Georgian geologist (1881–1957)

Alexander Tvalchrelidze (ალექსანდრე თვალჭრელიძე; December 1, 1881 – July 29, 1957) was a Georgian geologist. Member of the Georgian Academy of Sciences (1941). Doctor of Geological and Mineralogical Sciences (1947), professor (1919), Honored Scientist of the Georgian SSR (1946). He led numerous expeditions that discovered useful deposits of metals, marble, and in particular, clay deposits. The mineral of Tvalchrelidzeite is named after Alexander Tvalchrelidze.

== Biography ==
Alexander Tvalchrelidze was born on 1 December 1881 in the Stanitsa Batalpashinskaya in the family of the distinguished teacher and public figure Anton Tvalchrelidze. In 1900 Alexander Tvalchrelidze finished the stavropol gymnasium and in the same year entered the Moscow University.

On the 29th of May 1912 he graduated from the Moscow University with the first-class diploma. In his student years Alexander Tvalchrelidze established close relations with his teacher Academician Vladimir Vernadsky and with Alexander Fersman, who at the time was a young scientist and subsequently became and academician. In 1918 Alexander Tvalchrelidze received an invitation from the adminisitration of the newly opened University of Tbilisi, but on account of the Civil War he succeeded in coming to Tbilisi only in 1919.

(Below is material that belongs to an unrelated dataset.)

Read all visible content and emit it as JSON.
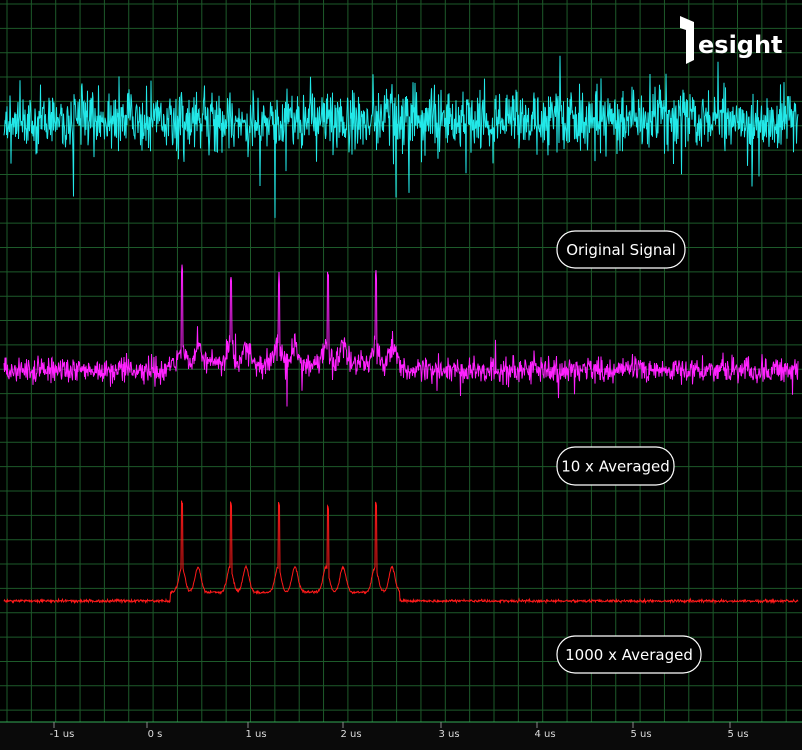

In October 1919 he was elected a professor and holder of the mineralogy and petrography chair. In March 1920 he published in the Georgian language the first textbook on geometrical crystallography. In the autumn of 1924 he starts to explore the Dzirula massif. Later on, his first attempts developed in the systematic exploration of the ancient massifs of Georgia. In the 20s he began his investigations — which one might regard as classical — of the Georgian bentonites.

In the spring 1928, to study the properties of the clay from Cumbri he ran a series of tests first in the Central Laboratory of the "Azneft" and next in the laboratory of the oil syndicate in Batumi and in the laboratory of the Tbilisi University. He was awarded two Order of Lenin and three Order of the Red Banner of Labor.